Michigan State University

Collection Development Policy Statement: Linguistics

Written by: Stephanie Perentesis Date Revised July 31, 2023

Purpose or Scope of Collection

Curricular/Research/Programmatic Needs

 

The linguistics collection, including materials for theoretical linguistics and applied linguistics, serves the Department of Linguistics, Languages, and Cultures, the Teaching English to Speakers of Other Languages (TESOL) Program, the Second Language Studies (SLS) Program, the linguistics-related curricular needs of the Department of English, the English Language Center, and the Center for Language Teaching Advancement (CeLTA). The Linguistics Program offers a B.A., M.A. and Ph.D. in linguistics, and an M.A. in Teaching English to Speakers of Other Languages (TESOL). The interdisciplinary program in Second Language Studies offers a Ph.D. The English Language Center offers the Intensive English Program (IEP) and English for Academic Purposes (EAP) Program, both of which are non-degreed. • The linguistics collection comprises the categories of phonetics, phonology, morphology, syntax, semantics, philosophy of language, sociolinguistics, dialects and variations, psycholinguistics, neurolinguistics, first language acquisition, second language acquisition/learning, pragmatics, discourse analysis, computational linguistics, and teaching English as a second language.
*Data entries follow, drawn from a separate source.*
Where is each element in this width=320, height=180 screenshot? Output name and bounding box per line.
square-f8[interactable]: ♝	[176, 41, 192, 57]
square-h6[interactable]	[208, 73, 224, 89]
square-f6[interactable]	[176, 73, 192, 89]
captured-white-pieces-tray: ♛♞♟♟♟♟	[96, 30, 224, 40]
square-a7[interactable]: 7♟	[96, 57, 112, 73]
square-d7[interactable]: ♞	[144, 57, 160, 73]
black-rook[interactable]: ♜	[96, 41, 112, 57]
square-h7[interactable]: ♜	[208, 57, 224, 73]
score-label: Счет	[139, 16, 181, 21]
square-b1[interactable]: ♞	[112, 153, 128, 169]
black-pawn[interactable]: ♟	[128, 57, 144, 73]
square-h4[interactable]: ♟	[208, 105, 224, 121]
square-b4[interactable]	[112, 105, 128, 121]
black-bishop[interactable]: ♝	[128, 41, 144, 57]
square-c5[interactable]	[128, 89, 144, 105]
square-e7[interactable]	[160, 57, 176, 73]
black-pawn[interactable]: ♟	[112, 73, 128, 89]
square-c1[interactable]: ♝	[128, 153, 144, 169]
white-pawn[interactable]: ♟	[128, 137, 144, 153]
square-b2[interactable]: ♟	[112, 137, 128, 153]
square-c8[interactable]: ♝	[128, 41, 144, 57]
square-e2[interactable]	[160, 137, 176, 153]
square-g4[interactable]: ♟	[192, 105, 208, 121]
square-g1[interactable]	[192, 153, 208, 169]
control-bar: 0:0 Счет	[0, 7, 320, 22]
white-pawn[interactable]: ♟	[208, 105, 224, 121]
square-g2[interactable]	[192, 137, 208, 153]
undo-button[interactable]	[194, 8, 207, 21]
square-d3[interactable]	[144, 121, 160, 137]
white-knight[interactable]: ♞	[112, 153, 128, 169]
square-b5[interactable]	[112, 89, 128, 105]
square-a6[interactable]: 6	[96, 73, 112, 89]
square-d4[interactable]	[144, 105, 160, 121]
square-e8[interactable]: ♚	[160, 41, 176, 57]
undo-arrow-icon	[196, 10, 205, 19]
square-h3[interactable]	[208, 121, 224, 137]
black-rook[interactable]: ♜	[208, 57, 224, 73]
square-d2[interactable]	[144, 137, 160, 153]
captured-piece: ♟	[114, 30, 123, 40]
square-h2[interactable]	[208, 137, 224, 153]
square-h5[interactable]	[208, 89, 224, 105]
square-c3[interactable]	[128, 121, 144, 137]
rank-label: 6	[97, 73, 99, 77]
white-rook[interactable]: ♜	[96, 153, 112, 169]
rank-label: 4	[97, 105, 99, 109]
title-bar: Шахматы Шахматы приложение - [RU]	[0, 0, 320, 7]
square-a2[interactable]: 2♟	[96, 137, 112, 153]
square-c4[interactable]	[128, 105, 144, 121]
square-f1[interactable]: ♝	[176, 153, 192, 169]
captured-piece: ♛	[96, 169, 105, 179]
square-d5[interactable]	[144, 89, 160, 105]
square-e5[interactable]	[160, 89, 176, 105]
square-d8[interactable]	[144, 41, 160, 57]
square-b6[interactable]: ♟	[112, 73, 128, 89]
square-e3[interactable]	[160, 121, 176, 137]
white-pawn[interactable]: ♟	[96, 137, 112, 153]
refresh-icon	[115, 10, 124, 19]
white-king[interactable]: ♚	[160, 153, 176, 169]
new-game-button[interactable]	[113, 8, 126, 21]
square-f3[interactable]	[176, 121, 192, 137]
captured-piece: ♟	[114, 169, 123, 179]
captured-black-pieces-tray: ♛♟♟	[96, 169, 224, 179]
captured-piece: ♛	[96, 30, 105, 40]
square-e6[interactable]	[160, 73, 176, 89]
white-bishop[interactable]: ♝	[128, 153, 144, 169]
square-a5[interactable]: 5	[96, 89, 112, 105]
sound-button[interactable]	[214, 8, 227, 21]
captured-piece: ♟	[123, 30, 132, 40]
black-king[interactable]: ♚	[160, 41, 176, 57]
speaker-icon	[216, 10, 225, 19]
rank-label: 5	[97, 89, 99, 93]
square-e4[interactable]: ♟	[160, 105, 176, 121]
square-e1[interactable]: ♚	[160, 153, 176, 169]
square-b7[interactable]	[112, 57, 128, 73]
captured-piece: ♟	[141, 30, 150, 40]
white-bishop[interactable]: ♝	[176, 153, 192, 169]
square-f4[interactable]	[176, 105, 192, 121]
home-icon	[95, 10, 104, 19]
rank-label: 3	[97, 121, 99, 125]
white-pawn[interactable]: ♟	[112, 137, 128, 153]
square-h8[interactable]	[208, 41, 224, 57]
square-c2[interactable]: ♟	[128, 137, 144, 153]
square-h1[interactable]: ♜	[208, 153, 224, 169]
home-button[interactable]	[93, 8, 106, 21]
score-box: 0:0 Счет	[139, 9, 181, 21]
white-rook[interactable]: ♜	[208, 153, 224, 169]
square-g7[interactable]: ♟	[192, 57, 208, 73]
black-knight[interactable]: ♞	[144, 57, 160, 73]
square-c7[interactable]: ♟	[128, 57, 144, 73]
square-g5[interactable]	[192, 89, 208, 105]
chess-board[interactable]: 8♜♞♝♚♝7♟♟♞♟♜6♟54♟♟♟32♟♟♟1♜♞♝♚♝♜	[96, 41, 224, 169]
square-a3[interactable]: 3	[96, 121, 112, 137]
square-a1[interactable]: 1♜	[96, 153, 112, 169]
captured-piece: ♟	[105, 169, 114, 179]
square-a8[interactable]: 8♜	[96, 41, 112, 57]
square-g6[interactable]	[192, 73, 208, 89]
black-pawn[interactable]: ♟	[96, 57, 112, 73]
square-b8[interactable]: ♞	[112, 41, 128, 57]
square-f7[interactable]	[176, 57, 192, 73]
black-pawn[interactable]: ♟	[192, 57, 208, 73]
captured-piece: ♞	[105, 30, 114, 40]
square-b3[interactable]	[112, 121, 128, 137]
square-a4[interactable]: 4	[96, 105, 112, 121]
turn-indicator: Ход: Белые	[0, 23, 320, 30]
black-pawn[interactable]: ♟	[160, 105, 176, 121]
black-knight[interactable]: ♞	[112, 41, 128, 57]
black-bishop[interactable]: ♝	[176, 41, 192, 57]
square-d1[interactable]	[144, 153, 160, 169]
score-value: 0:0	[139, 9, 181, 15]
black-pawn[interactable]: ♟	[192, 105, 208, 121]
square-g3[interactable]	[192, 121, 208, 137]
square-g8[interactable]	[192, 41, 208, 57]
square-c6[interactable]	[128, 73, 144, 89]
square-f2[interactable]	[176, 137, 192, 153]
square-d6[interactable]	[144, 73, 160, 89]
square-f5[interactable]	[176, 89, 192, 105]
In addition to monographs, edited collections, and journals, the linguistics collection includes linguistic corpora data resources. These data are used to support a wide variety of linguistics research that is often computational in nature. Specific methods of analysis include but are not limited to sentiment analysis, named entity recognition, part of speech tagging, and syntactic parsing. Corpora are acquired from vendors, and increasingly exploration is made into acquisition of corpora from non traditional and open web sources and emerging technologies. Given generation of data associated with this research it will become desirable on a case by case basis to explore acquisition of faculty research data for inclusion in the MSU Libraries research data repository.

 

History of the Collection/Existing Strengths and Emphases

 

The collection was considered part of the Literature/English & American collection until 1996 when a separate fund was established to collect materials in theoretical and applied linguistics and English writing/rhetoric. Several essential linguistics journals were added to the collection in 1998 as a result of a serials review project, with consultation of linguistics faculty. Some more core serials were added to the linguistics collection in 2000 at the faculty's recommendation. Materials of various subjects were added to the collection to fulfill the curricular needs for the Linguistic Society of America 2003 Institute held on campus, such as linguistic corpora, contact linguistics, second language acquisitions, sociolinguistics, and Japanese linguistics. Some journals in second language studies were added in 2005 as a result of a serials review project in consultation with the faculty in linguistics, TESOL and SLS. In 2005, the responsibility of collecting for English writing/rhetoric was transferred to the literature bibliographer along with the appropriation.